Mattarella e la Sumud Flotilla: quando il silenzio sarebbe stato più eloquente
Il commento – tardivo- del presidente Sergio Mattarella sulla missione della Sumud Flotilla, la spedizione civile diretta verso Gaza con l’obiettivo di rompere l’assedio e portare aiuti umanitari, ha sollevato perplessità e critiche. Invece di sottolineare l’illegalità del blocco imposto da Israele, il Capo dello Stato ha finito per avallare implicitamente le pretese di Tel Aviv, alimentando la narrazione israeliana secondo cui le acque antistanti la Striscia apparterrebbero a Israele.
Il presidente ha elogiato l’iniziativa umanitaria – e ci mancherebbe – ma ha chiesto di non forzare il blocco israeliano, proponendo invece una mediazione istituzionale: “Mi permetto di rivolgere con particolare intensità un appello alle donne e agli uomini della Flotilla perché raccolgano la disponibilità offerta dal Patriarcato Latino di Gerusalemme … di svolgere il compito di consegnare in sicurezza quel che la solidarietà ha destinato a bambini, donne, uomini di Gaza.”
Eppure, la realtà del diritto internazionale marittimo è chiara: nessun trattato attribuisce a Israele la giurisdizione sulle acque di Gaza. La chiusura dei mari, il divieto di pesca e l’interdizione agli aiuti umanitari costituiscono violazioni dirette delle norme internazionali, nonché una condanna a morte lenta per la popolazione civile palestinese.
Dunque, sarebbe stato più autorevole se il presidente avesse scelto la via del silenzio, o ancor meglio, la via della chiarezza, ribadendo ciò che giuristi e organizzazioni internazionali riconoscono da anni: il blocco è illegittimo.
Il gioco delle legittimazioni
Il nodo centrale della vicenda è proprio la legittimazione. Dichiarando che la Sumud Flotilla rischiava uno scontro con la marina israeliana, Mattarella ha trasmesso l’idea che Israele abbia un diritto di controllo che in realtà non possiede. In tal modo, le rivendicazioni del governo guidato da Netanyahu, sostenuto da figure criminali come Itamar Ben Gvir e Bezalel Smotrich, appaiono quasi “normalizzate”.

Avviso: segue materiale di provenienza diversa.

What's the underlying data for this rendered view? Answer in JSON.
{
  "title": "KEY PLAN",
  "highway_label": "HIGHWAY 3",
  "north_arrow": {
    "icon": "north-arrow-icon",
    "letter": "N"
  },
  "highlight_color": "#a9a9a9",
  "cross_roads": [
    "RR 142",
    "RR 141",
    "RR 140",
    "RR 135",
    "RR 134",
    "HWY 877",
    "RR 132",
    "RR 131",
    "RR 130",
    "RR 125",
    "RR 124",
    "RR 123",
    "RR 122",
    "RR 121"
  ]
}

Il paradosso è evidente: mentre attivisti internazionali tentano di rompere un assedio che priva i palestinesi di cibo, acqua ed energia, la massima carica dello Stato italiano si limita a richiamare alla prudenza, senza denunciare la violazione sistematica dei diritti umani in corso. Questo atteggiamento, lungi dall’essere neutrale, è una sorta di complicità passiva.

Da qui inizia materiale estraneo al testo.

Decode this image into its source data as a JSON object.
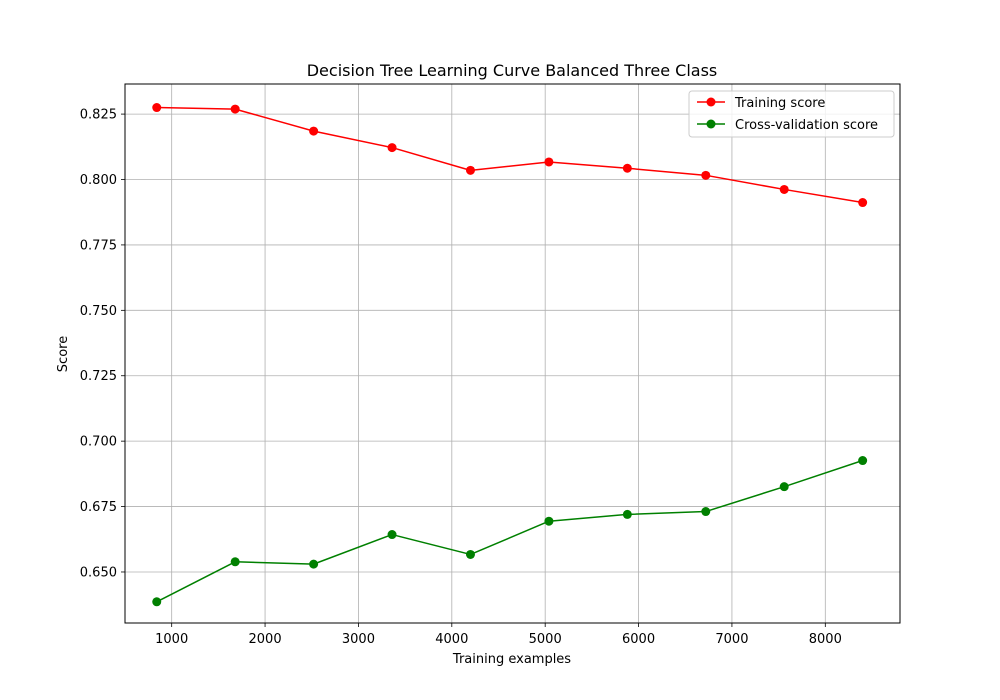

Non si tratta soltanto di una questione politica o diplomatica, ma di un principio morale. Altre figure istituzionali in Europa hanno avuto il coraggio di dichiarare apertamente l’illegittimità del blocco e di chiedere a Israele di rispettare le convenzioni internazionali.
L’Italia, al contrario, attraverso le parole del suo presidente, ha scelto una via accomodante, che pesa come un macigno sulla credibilità del nostro Paese nel Mediterraneo e nel mondo arabo.
L’attacco alle imbarcazioni della Sumud Flotilla non sarebbe solo un atto politico ostile, ma una violazione diretta del diritto internazionale, esattamente come accadde nel 2010 con l’assalto alla Mavi Marmara. Ogni nave battente bandiera di un Paese straniero gode infatti della protezione prevista dalle convenzioni marittime, e nessuno Stato può rivendicarne arbitrariamente il sequestro in acque internazionali.
Il problema non è dunque la flotilla, ma l’assedio. Il blocco navale imposto da Israele non è stato riconosciuto da alcuna risoluzione delle Nazioni Unite, ed è considerato illegale dalla maggioranza della comunità giuridica internazionale. A Gaza, oltre due milioni di persone sopravvivono sotto embargo, private persino della possibilità di pescare nelle proprie acque.
L’intervento del presidente Mattarella, anziché difendere il principio di legalità, ha contribuito a rafforzare la narrazione di chi viola quotidianamente il diritto internazionale.